Laporan Wartawan Tribun Jateng Khoirul Muzakki
TRIBUNNEWS.COM, BANJARNEGARA - Melintasi jalan provinsi di ruas Dusun Jemblung, Sampang Karangkobar tak ayal membuat bulu kuduk merinding
Sebuah bukit hijau terlihat gundul sebagian karena materialnya runtuh di masa silam.
Pemandangan itu selalu membawa ingatan pada salah satu tragedi terbesar dalam sejarah masyarakat Banjarnegara.
Jumat menjelang magrib, tanggal 12 bulan ke 12 tahun 2014 lalu, bukit Telagalele runtuh dan mengubur sebuah dusun di bawahnya, Dusun Jemblung Desa Sampang Karangkobar.
Seratusan warga tewas tertimbun atau hilang karena musibah yang tak pernah terduga itu.
Empat tahun berlalu, warga yang selamat dari bencana itu kini telah pindah tinggal ke desa lain untuk memulai hidup baru.
Baca: Tiga Lumbung Logistik Partai Gerindra Untuk Usung Prabowo Dalam Pilpres 2019
Tetapi jejak mengerikan bencana itu masih kentara hingga sekarang.
Dusun yang dulu dipenuhi rumah-rumah penduduk kini berubah jadi kebun belantara.
Lereng yang dulu datar untuk pemukiman kini jadi bergunduk-gunduk karena tertimbun material longsor.
Dengan kondisi topografi yang berubah, warga tak lagi bisa mengenali batas tanah milik mereka.
"Warga yang selamat sudah pindah ke hunian tetap.
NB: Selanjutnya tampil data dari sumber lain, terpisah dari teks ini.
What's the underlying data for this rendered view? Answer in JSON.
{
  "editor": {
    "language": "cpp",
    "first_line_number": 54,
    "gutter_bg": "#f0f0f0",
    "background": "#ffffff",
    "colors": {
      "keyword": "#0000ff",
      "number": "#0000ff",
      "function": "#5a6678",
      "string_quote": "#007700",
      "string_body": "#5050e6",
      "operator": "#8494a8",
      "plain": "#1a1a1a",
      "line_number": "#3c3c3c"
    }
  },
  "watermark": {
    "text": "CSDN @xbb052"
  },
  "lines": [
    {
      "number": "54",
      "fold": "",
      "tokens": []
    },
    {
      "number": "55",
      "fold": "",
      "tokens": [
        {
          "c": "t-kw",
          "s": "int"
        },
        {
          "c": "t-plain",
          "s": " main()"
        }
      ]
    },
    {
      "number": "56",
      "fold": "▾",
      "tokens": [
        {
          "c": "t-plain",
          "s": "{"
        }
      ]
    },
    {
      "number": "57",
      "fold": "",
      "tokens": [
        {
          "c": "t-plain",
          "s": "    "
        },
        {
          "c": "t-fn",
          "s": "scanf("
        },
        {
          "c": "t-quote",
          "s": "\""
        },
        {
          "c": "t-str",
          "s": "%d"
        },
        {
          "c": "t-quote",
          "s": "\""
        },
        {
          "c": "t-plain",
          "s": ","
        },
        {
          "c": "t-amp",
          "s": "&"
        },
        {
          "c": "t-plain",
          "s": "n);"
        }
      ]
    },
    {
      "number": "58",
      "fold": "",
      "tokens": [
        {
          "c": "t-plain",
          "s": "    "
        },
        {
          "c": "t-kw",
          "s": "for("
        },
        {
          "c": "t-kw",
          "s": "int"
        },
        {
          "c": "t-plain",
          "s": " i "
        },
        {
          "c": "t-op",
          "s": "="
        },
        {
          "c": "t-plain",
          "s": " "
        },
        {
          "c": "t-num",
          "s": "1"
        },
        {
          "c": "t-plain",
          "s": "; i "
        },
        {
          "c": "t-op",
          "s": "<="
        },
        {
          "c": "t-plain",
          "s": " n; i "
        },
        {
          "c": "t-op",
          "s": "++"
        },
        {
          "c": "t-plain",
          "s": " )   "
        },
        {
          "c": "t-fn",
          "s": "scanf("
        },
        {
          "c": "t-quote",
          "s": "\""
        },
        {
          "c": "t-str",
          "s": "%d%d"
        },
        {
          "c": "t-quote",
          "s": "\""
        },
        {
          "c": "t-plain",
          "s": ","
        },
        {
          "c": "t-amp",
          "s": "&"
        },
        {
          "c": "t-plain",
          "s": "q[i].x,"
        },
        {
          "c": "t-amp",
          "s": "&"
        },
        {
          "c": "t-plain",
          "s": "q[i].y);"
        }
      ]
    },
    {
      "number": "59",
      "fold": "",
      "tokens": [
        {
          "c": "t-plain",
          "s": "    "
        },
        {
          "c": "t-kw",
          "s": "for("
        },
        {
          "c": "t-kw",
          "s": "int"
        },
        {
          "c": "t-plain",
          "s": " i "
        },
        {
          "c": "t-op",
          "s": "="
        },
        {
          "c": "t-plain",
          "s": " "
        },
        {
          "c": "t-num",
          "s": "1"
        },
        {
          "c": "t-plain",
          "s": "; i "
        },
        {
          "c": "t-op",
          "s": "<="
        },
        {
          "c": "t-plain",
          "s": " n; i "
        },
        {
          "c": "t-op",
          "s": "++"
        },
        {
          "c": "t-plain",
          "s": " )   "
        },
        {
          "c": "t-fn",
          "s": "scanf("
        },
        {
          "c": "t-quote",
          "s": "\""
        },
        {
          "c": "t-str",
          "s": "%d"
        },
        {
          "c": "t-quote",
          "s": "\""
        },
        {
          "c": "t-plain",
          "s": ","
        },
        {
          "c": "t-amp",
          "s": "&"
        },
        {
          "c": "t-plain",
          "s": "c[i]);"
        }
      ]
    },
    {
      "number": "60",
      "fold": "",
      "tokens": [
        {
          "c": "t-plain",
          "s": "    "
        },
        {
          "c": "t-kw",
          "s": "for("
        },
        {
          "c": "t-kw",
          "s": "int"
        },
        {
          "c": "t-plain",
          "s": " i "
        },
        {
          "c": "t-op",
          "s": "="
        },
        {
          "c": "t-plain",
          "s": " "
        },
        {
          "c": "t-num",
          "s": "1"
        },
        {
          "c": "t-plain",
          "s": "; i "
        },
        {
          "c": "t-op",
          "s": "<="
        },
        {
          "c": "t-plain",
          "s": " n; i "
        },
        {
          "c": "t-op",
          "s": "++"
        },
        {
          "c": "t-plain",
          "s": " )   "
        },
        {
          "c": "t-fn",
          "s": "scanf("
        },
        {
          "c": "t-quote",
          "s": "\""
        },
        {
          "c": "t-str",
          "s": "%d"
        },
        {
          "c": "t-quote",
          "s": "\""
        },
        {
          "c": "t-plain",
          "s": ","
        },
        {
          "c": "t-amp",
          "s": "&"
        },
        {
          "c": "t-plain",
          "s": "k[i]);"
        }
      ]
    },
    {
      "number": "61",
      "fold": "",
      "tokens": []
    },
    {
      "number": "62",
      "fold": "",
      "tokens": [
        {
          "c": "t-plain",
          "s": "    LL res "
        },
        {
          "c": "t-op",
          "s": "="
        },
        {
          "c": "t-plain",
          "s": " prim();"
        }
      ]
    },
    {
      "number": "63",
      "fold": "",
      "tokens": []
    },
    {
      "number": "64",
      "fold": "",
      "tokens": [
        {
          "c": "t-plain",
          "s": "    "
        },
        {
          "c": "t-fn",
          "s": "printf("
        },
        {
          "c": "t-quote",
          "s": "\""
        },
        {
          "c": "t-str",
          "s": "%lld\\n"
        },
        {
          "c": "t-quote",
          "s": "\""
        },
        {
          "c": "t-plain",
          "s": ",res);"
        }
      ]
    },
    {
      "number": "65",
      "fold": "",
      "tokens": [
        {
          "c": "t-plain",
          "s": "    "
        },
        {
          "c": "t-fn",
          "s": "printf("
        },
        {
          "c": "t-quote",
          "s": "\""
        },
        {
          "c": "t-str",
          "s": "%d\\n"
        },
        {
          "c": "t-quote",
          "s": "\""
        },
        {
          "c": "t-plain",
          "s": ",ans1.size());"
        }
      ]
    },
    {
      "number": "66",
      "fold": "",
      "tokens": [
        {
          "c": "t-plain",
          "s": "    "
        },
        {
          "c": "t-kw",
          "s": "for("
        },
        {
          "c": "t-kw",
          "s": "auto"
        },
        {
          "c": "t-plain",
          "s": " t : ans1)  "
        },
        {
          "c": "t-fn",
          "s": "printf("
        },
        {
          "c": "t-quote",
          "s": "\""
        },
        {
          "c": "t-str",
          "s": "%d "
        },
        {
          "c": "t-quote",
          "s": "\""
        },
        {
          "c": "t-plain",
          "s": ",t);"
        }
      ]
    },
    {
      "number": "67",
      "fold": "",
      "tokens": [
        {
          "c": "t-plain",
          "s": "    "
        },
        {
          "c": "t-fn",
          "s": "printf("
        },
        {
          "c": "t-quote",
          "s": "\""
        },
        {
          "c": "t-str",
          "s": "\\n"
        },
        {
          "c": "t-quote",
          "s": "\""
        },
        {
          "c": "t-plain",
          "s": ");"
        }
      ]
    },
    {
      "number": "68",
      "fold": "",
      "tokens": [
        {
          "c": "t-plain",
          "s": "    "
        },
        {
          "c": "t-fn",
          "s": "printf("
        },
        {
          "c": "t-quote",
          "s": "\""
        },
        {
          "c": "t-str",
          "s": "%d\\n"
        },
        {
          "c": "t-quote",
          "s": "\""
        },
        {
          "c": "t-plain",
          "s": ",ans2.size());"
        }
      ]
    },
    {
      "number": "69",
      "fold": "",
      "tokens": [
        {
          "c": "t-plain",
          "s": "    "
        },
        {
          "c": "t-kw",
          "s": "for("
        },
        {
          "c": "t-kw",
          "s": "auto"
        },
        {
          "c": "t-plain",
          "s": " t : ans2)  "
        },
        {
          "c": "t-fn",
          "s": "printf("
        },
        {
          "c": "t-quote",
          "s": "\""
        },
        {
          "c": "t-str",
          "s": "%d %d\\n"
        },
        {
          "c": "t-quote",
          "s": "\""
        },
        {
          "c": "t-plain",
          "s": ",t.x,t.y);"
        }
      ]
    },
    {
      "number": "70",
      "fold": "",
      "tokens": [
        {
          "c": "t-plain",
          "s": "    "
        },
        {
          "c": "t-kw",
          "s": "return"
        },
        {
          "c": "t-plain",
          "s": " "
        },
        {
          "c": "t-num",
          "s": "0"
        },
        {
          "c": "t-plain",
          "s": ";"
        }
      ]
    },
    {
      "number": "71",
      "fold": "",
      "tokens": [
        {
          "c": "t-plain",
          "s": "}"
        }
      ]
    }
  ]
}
Tanah milik mereka yang sudah tertimbun longsor sudah tidak dikenali,"kata Irma, warga Desa Sampang Kecamatan Karangkobar
Memanfaatkan kembali tanah bekas bencana untuk pemukiman tak mungkin dilakukan.
Setiap jengkal tanah adalah alarm kenangan yang hanya akan mengulang kesedihan.
Di dalam tanah itu, barang kali masih ada jasad keluarga yang belum sempat ditemukan. Juga harta benda yang sudah tak diharapkan pulang. Material tanah itu juga mungkin, telah bercampur darah dan air mata.